Two factor authentication

Orwell84_ · May 18, 2015, 2:11pm

Hey Josh and others,

Are there any plans for two factor authentication login in the near by future?

JoshData · May 18, 2015, 4:12pm

I started work on a branch (see github), but I don’t have any plans to wrap it up any time soon.

mlk · August 31, 2015, 12:55am

Oh cool, I like how you’ve started to implement 2-factor in both the admin interface and configuring Dovecot to auth against the API so that IMAP or whatever can support 2-factor too.

I wonder, are there any examples out there of a non-proprietary mail solution that supports 2-factor?
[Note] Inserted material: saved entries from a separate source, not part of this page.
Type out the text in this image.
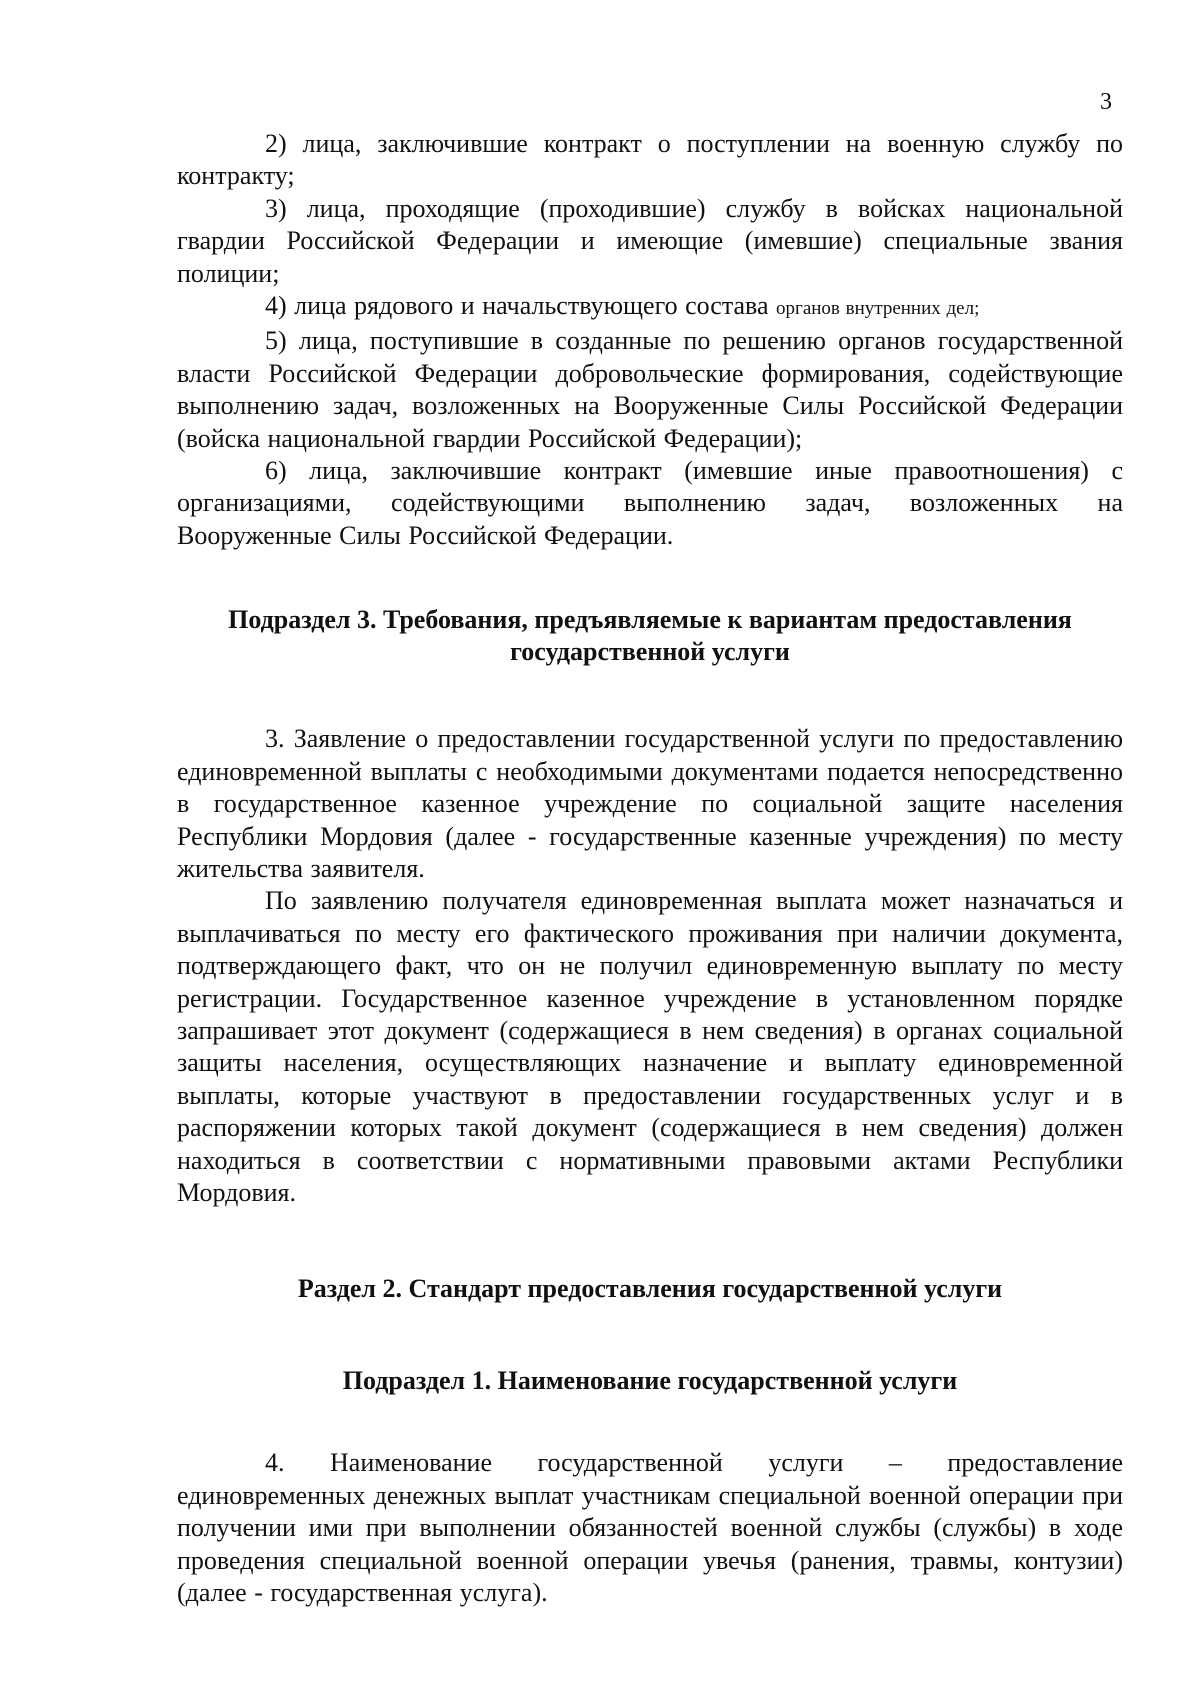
3

2) лица, заключившие контракт о поступлении на военную службу по контракту;

3) лица, проходящие (проходившие) службу в войсках национальной гвардии Российской Федерации и имеющие (имевшие) специальные звания полиции;

4) лица рядового и начальствующего состава органов внутренних дел;

5) лица, поступившие в созданные по решению органов государственной власти Российской Федерации добровольческие формирования, содействующие выполнению задач, возложенных на Вооруженные Силы Российской Федерации (войска национальной гвардии Российской Федерации);

6) лица, заключившие контракт (имевшие иные правоотношения) с организациями, содействующими выполнению задач, возложенных на Вооруженные Силы Российской Федерации.

Подраздел 3. Требования, предъявляемые к вариантам предоставления
государственной услуги

3. Заявление о предоставлении государственной услуги по предоставлению единовременной выплаты с необходимыми документами подается непосредственно в государственное казенное учреждение по социальной защите населения Республики Мордовия (далее - государственные казенные учреждения) по месту жительства заявителя.

По заявлению получателя единовременная выплата может назначаться и выплачиваться по месту его фактического проживания при наличии документа, подтверждающего факт, что он не получил единовременную выплату по месту регистрации. Государственное казенное учреждение в установленном порядке запрашивает этот документ (содержащиеся в нем сведения) в органах социальной защиты населения, осуществляющих назначение и выплату единовременной выплаты, которые участвуют в предоставлении государственных услуг и в распоряжении которых такой документ (содержащиеся в нем сведения) должен находиться в соответствии с нормативными правовыми актами Республики Мордовия.

Раздел 2. Стандарт предоставления государственной услуги
Подраздел 1. Наименование государственной услуги

4. Наименование государственной услуги – предоставление единовременных денежных выплат участникам специальной военной операции при получении ими при выполнении обязанностей военной службы (службы) в ходе проведения специальной военной операции увечья (ранения, травмы, контузии) (далее - государственная услуга).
Nowadays 2-factor is a no-brainer for an account as critical to security as your email account, but all the established open source mail software pre-dates that idea by many, many years.
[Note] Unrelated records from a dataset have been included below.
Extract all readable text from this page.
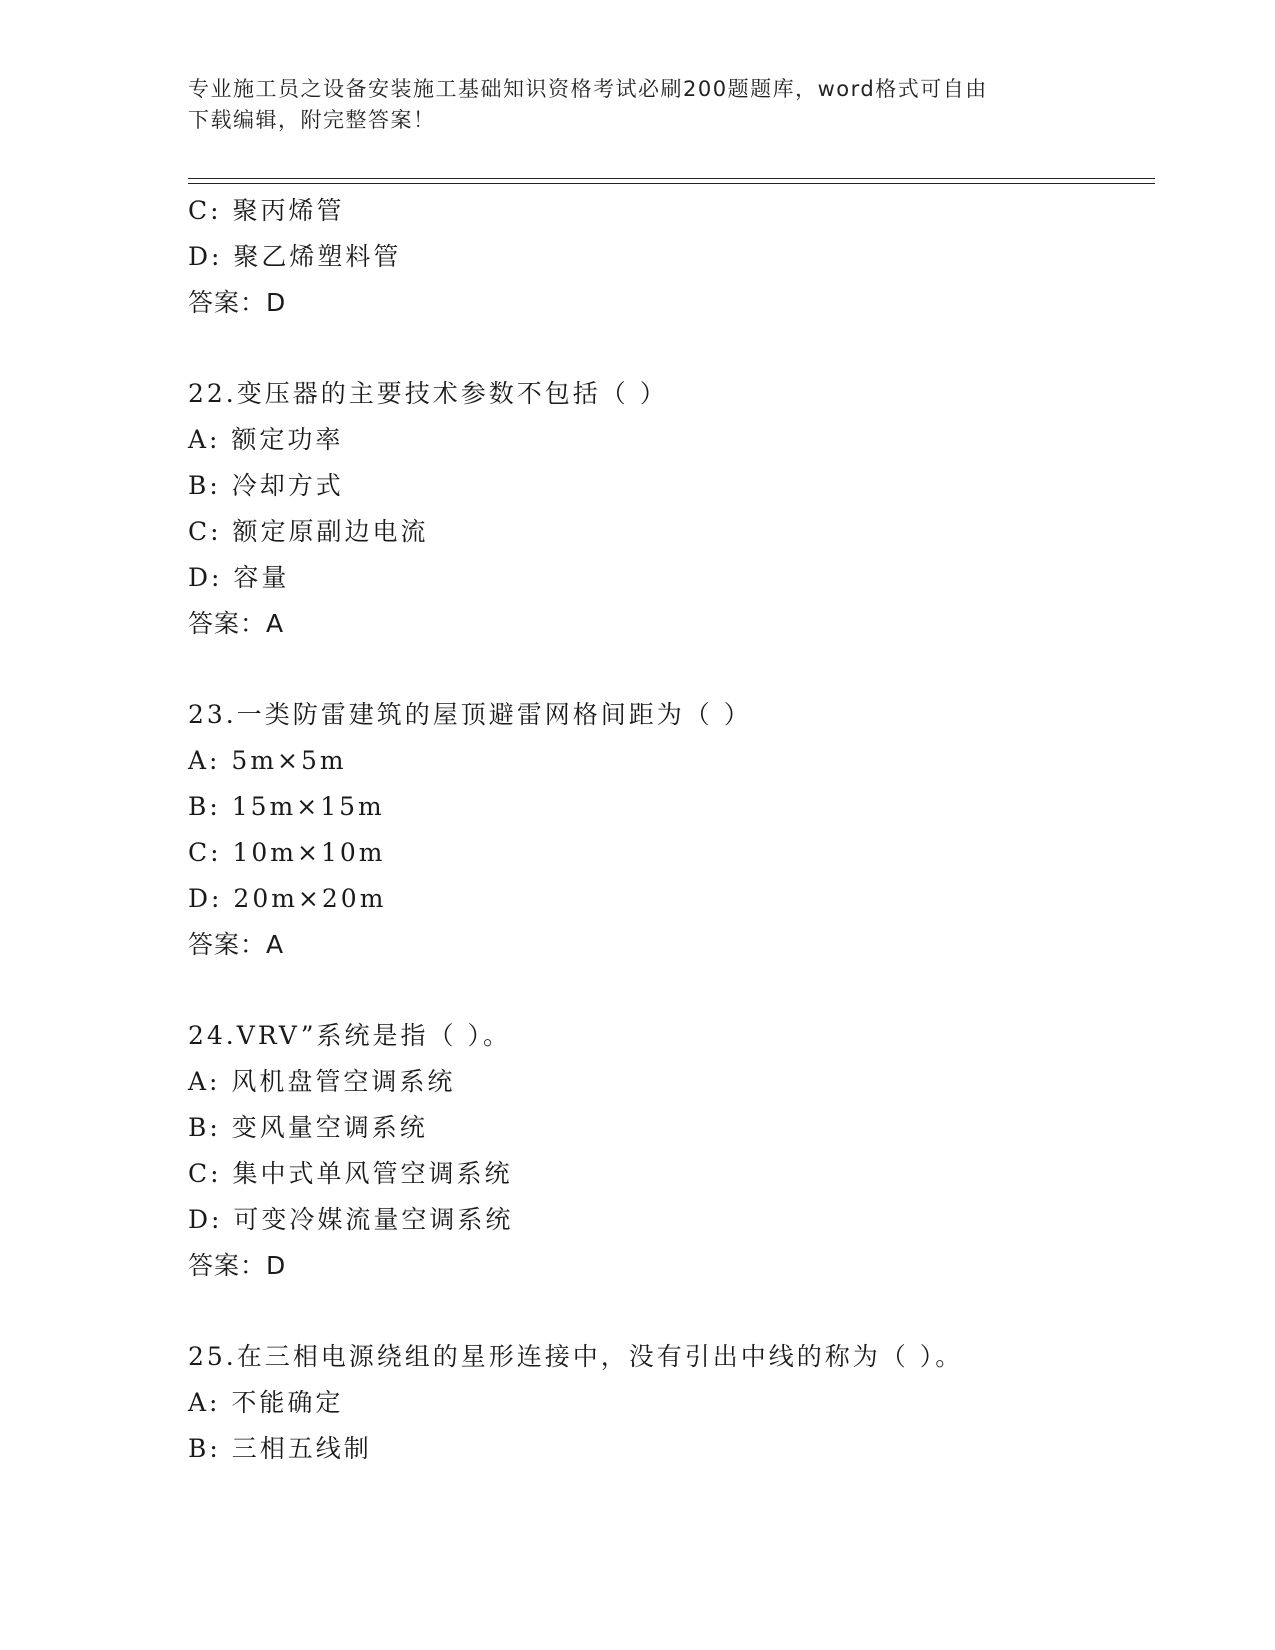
专业施工员之设备安装施工基础知识资格考试必刷200题题库，word格式可自由
下载编辑，附完整答案！
C: 聚丙烯管
D: 聚乙烯塑料管
答案：D
22.变压器的主要技术参数不包括（ ）
A: 额定功率
B: 冷却方式
C: 额定原副边电流
D: 容量
答案：A
23.一类防雷建筑的屋顶避雷网格间距为（ ）
A: 5m×5m
B: 15m×15m
C: 10m×10m
D: 20m×20m
答案：A
24.VRV”系统是指（ ）。
A: 风机盘管空调系统
B: 变风量空调系统
C: 集中式单风管空调系统
D: 可变冷媒流量空调系统
答案：D
25.在三相电源绕组的星形连接中，没有引出中线的称为（ ）。
A: 不能确定
B: 三相五线制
K87RRR6r6 · October 8, 2015, 6:51pm

I’m definitely for a 2 factor option as well & the codes work great based on google’s open source implementation.

K87RRR6r6 · May 24, 2016, 2:25pm

Just thought I’d revisit this and inquire about this roundcube plugin that seems to be frequently downloaded, updated and on github for someone with knowledge to inspect & possibly incorporate.

https://plugins.roundcube.net/packages/alexandregz/twofactor_gauthenticator

Thanks again, @JoshData. My MailInABox is going strong and can’t see myself without it - your work here and the work you do as mentioned by John Oliver is appreciated.

JoshData · May 24, 2016, 2:40pm

@K87RRR6r6 Thanks. There’s no point to having 2FA enabled only for some services on the box and not others (SMTP, IMAP, the admin panel, and several others), so I don’t think a Roundcube plugin would add any security.

K87RRR6r6 · May 24, 2016, 2:43pm

Ah! Great point. Sorry I didn’t think through that.